O que pesa com os anos

O ponto fraco mais evidente é a falta de estabilização no corpo. A Z fc não tem IBIS, e isso limita o seu uso com objetivas sem estabilização ou em condições de pouca luz. Se vens de uma câmara com estabilização, vais notá-lo de imediato. É uma decisão de design que se compreende pelo tamanho, mas que penaliza na prática.

A bateria é outro ponto fraco.
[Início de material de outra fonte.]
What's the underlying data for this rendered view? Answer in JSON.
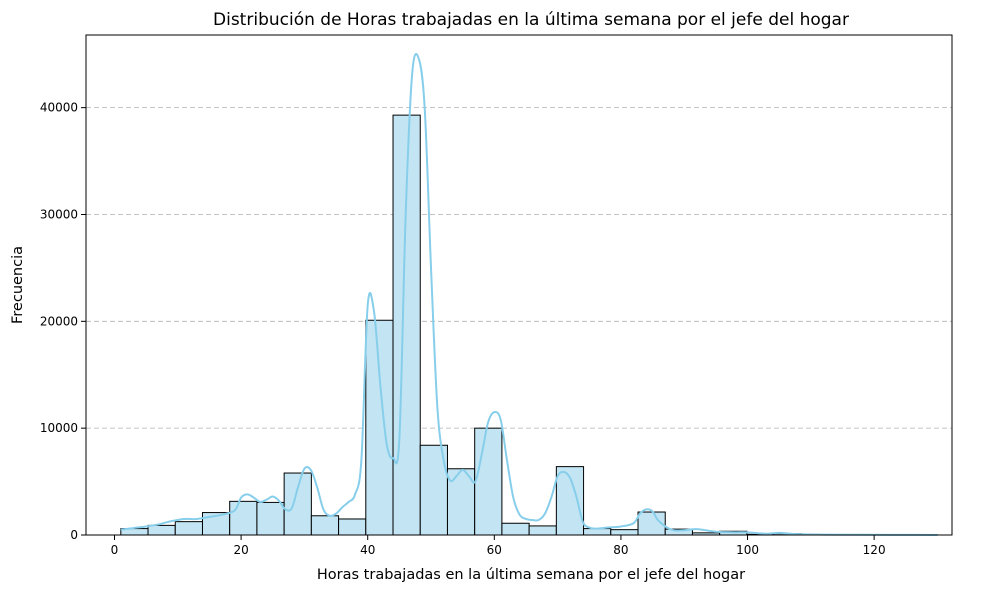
{
  "chart_data": {
    "type": "bar",
    "title": "Distribución de Horas trabajadas en la última semana por el jefe del hogar",
    "xlabel": "Horas trabajadas en la última semana por el jefe del hogar",
    "ylabel": "Frecuencia",
    "xlim": [
      -4.5,
      132.3
    ],
    "ylim": [
      0,
      46800
    ],
    "xticks": [
      0,
      20,
      40,
      60,
      80,
      100,
      120
    ],
    "yticks": [
      0,
      10000,
      20000,
      30000,
      40000
    ],
    "grid": "y-dashed",
    "bar_color": "#c3e5f3",
    "kde_color": "#87ceeb",
    "bins": [
      {
        "x0": 1.0,
        "x1": 5.3,
        "value": 600
      },
      {
        "x0": 5.3,
        "x1": 9.6,
        "value": 900
      },
      {
        "x0": 9.6,
        "x1": 13.9,
        "value": 1250
      },
      {
        "x0": 13.9,
        "x1": 18.2,
        "value": 2100
      },
      {
        "x0": 18.2,
        "x1": 22.5,
        "value": 3150
      },
      {
        "x0": 22.5,
        "x1": 26.8,
        "value": 3050
      },
      {
        "x0": 26.8,
        "x1": 31.1,
        "value": 5800
      },
      {
        "x0": 31.1,
        "x1": 35.4,
        "value": 1800
      },
      {
        "x0": 35.4,
        "x1": 39.7,
        "value": 1500
      },
      {
        "x0": 39.7,
        "x1": 44.0,
        "value": 20100
      },
      {
        "x0": 44.0,
        "x1": 48.3,
        "value": 39300
      },
      {
        "x0": 48.3,
        "x1": 52.6,
        "value": 8400
      },
      {
        "x0": 52.6,
        "x1": 56.9,
        "value": 6200
      },
      {
        "x0": 56.9,
        "x1": 61.2,
        "value": 10000
      },
      {
        "x0": 61.2,
        "x1": 65.5,
        "value": 1100
      },
      {
        "x0": 65.5,
        "x1": 69.8,
        "value": 850
      },
      {
        "x0": 69.8,
        "x1": 74.1,
        "value": 6400
      },
      {
        "x0": 74.1,
        "x1": 78.4,
        "value": 600
      },
      {
        "x0": 78.4,
        "x1": 82.7,
        "value": 500
      },
      {
        "x0": 82.7,
        "x1": 87.0,
        "value": 2150
      },
      {
        "x0": 87.0,
        "x1": 91.3,
        "value": 550
      },
      {
        "x0": 91.3,
        "x1": 95.6,
        "value": 200
      },
      {
        "x0": 95.6,
        "x1": 99.9,
        "value": 350
      },
      {
        "x0": 99.9,
        "x1": 104.2,
        "value": 60
      },
      {
        "x0": 104.2,
        "x1": 108.5,
        "value": 120
      },
      {
        "x0": 108.5,
        "x1": 112.8,
        "value": 40
      },
      {
        "x0": 112.8,
        "x1": 117.1,
        "value": 30
      },
      {
        "x0": 117.1,
        "x1": 121.4,
        "value": 20
      },
      {
        "x0": 121.4,
        "x1": 125.7,
        "value": 20
      },
      {
        "x0": 125.7,
        "x1": 130.0,
        "value": 20
      }
    ],
    "kde": {
      "x": [
        1,
        3,
        5,
        7,
        9,
        11,
        13,
        15,
        17,
        19,
        20,
        21,
        22,
        23,
        24,
        25,
        26,
        27,
        28,
        29,
        30,
        31,
        32,
        33,
        34,
        35,
        36,
        37,
        38,
        39,
        40,
        41,
        42,
        43,
        44,
        45,
        46,
        47,
        48,
        49,
        50,
        51,
        52,
        53,
        54,
        55,
        56,
        57,
        58,
        59,
        60,
        61,
        62,
        63,
        64,
        65,
        66,
        67,
        68,
        69,
        70,
        71,
        72,
        73,
        74,
        75,
        76,
        78,
        80,
        82,
        83,
        84,
        85,
        86,
        88,
        90,
        92,
        95,
        98,
        100,
        103,
        105,
        108,
        112,
        118,
        124,
        130
      ],
      "y": [
        500,
        650,
        800,
        1000,
        1300,
        1500,
        1500,
        1700,
        1900,
        2300,
        3500,
        3800,
        3500,
        3100,
        3300,
        3600,
        3200,
        2400,
        2500,
        4500,
        6200,
        6100,
        4500,
        2400,
        1800,
        2000,
        2600,
        3100,
        3800,
        7000,
        21500,
        20900,
        14000,
        8500,
        7200,
        9000,
        30000,
        43000,
        44700,
        40000,
        25000,
        12000,
        7000,
        5100,
        5500,
        6100,
        5500,
        5000,
        7500,
        10500,
        11500,
        10800,
        7000,
        3500,
        1900,
        1500,
        1400,
        1400,
        2000,
        3500,
        5500,
        5900,
        5300,
        3500,
        1200,
        700,
        600,
        700,
        800,
        1100,
        2000,
        2400,
        2200,
        1300,
        500,
        450,
        550,
        300,
        250,
        250,
        120,
        200,
        80,
        40,
        20,
        10,
        0
      ]
    }
  }
}
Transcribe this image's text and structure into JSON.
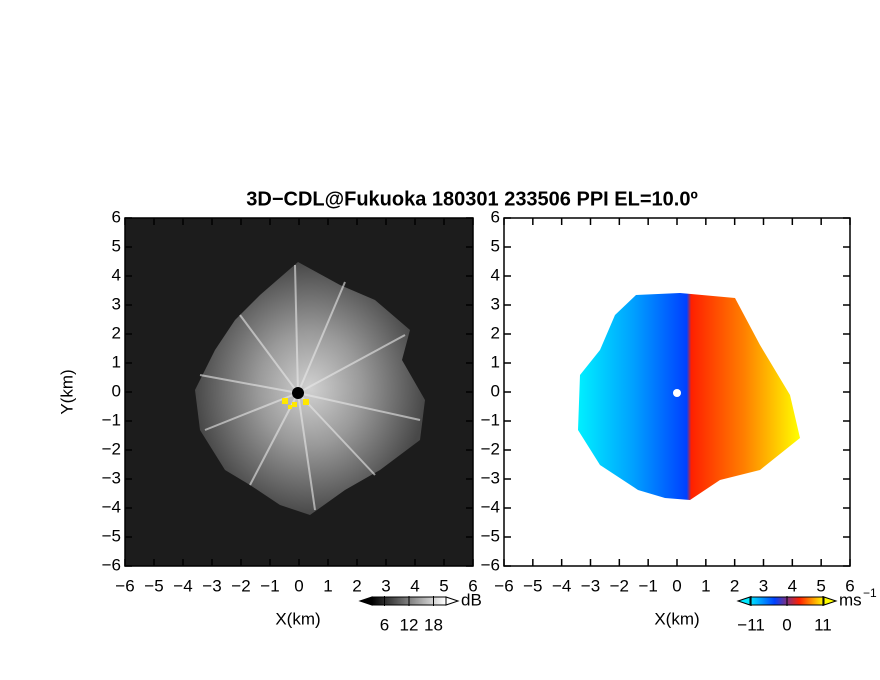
{
  "title": "3D−CDL@Fukuoka 180301 233506 PPI EL=10.0º",
  "chart_data": [
    {
      "type": "heatmap",
      "xlabel": "X(km)",
      "ylabel": "Y(km)",
      "xlim": [
        -6,
        6
      ],
      "ylim": [
        -6,
        6
      ],
      "xticks": [
        {
          "value": -6,
          "label": "−6"
        },
        {
          "value": -5,
          "label": "−5"
        },
        {
          "value": -4,
          "label": "−4"
        },
        {
          "value": -3,
          "label": "−3"
        },
        {
          "value": -2,
          "label": "−2"
        },
        {
          "value": -1,
          "label": "−1"
        },
        0,
        1,
        2,
        3,
        4,
        5,
        6
      ],
      "yticks": [
        {
          "value": -6,
          "label": "−6"
        },
        {
          "value": -5,
          "label": "−5"
        },
        {
          "value": -4,
          "label": "−4"
        },
        {
          "value": -3,
          "label": "−3"
        },
        {
          "value": -2,
          "label": "−2"
        },
        {
          "value": -1,
          "label": "−1"
        },
        0,
        1,
        2,
        3,
        4,
        5,
        6
      ],
      "colorbar": {
        "unit": "dB",
        "clim": [
          0,
          24
        ],
        "ticks": [
          6,
          12,
          18
        ],
        "colors": [
          "#000000",
          "#ffffff"
        ]
      }
    },
    {
      "type": "heatmap",
      "xlabel": "X(km)",
      "xlim": [
        -6,
        6
      ],
      "ylim": [
        -6,
        6
      ],
      "xticks": [
        {
          "value": -6,
          "label": "−6"
        },
        {
          "value": -5,
          "label": "−5"
        },
        {
          "value": -4,
          "label": "−4"
        },
        {
          "value": -3,
          "label": "−3"
        },
        {
          "value": -2,
          "label": "−2"
        },
        {
          "value": -1,
          "label": "−1"
        },
        0,
        1,
        2,
        3,
        4,
        5,
        6
      ],
      "yticks": [
        {
          "value": -6,
          "label": "−6"
        },
        {
          "value": -5,
          "label": "−5"
        },
        {
          "value": -4,
          "label": "−4"
        },
        {
          "value": -3,
          "label": "−3"
        },
        {
          "value": -2,
          "label": "−2"
        },
        {
          "value": -1,
          "label": "−1"
        },
        0,
        1,
        2,
        3,
        4,
        5,
        6
      ],
      "colorbar": {
        "unit": "ms",
        "unit_exponent": "−1",
        "clim": [
          -15,
          15
        ],
        "ticks": [
          {
            "value": -11,
            "label": "−11"
          },
          0,
          11
        ],
        "colors": [
          "#00e8ff",
          "#0040ff",
          "#ff2000",
          "#ffff00"
        ]
      }
    }
  ]
}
A EN-EL25 oferece uma autonomia oficial de cerca de 300 disparos, e em uso real com o visor eletrónico fica perto disso. Para uma sessão de um dia vais precisar de pelo menos uma bateria de reserva. Não é um drama, mas é algo a ter em conta.

E depois há a questão do foco em condições difíceis. A deteção de olhos funciona bem em retratos posados, mas em movimento ou com pouca luz, a Z fc perde terreno face a rivais mais modernas. Não é uma câmara para desporto nem para fotografia de ação. Para isso há outras opções no catálogo da Nikon.

Nikon Z fc — foto 4

A quem se destina esta unidade?

Esta unidade concreta, com o seu estado “Like new” e o seu preço de 694 €, é uma opção muito interessante para quem procura uma câmara secundária com caráter, ou para quem se inicia em mirrorless e quer algo que não pareça um eletrodoméstico. Também é uma boa escolha para fotografia de rua, viagens ou retratos sem pressa, onde o design e a experiência de disparo pesam mais do que a última tecnologia.

Não a recomendamos para quem precise de um foco de última geração, estabilização no corpo ou uma autonomia generosa. Para esses casos, há melhores opções no mercado, embora provavelmente a um preço mais elevado.

Veredicto

A Nikon Z fc é uma câmara que envelhece melhor do que seria de esperar. Não é a mais capaz do seu segmento, mas o seu design intemporal e o seu desempenho sólido mantêm-na relevante em 2026. Esta unidade concreta, em estado “Like new” e a 694 €, é uma compra muito recomendável para quem valorize a experiência de disparo acima das especificações puras. Se aceitares as suas limitações — sem IBIS, bateria curta, AF melhorável em pouca luz —, levas uma câmara com a qual vais desfrutar de cada disparo. E isso, nesta era de câmaras que parecem computadores com lente, tem muito valor.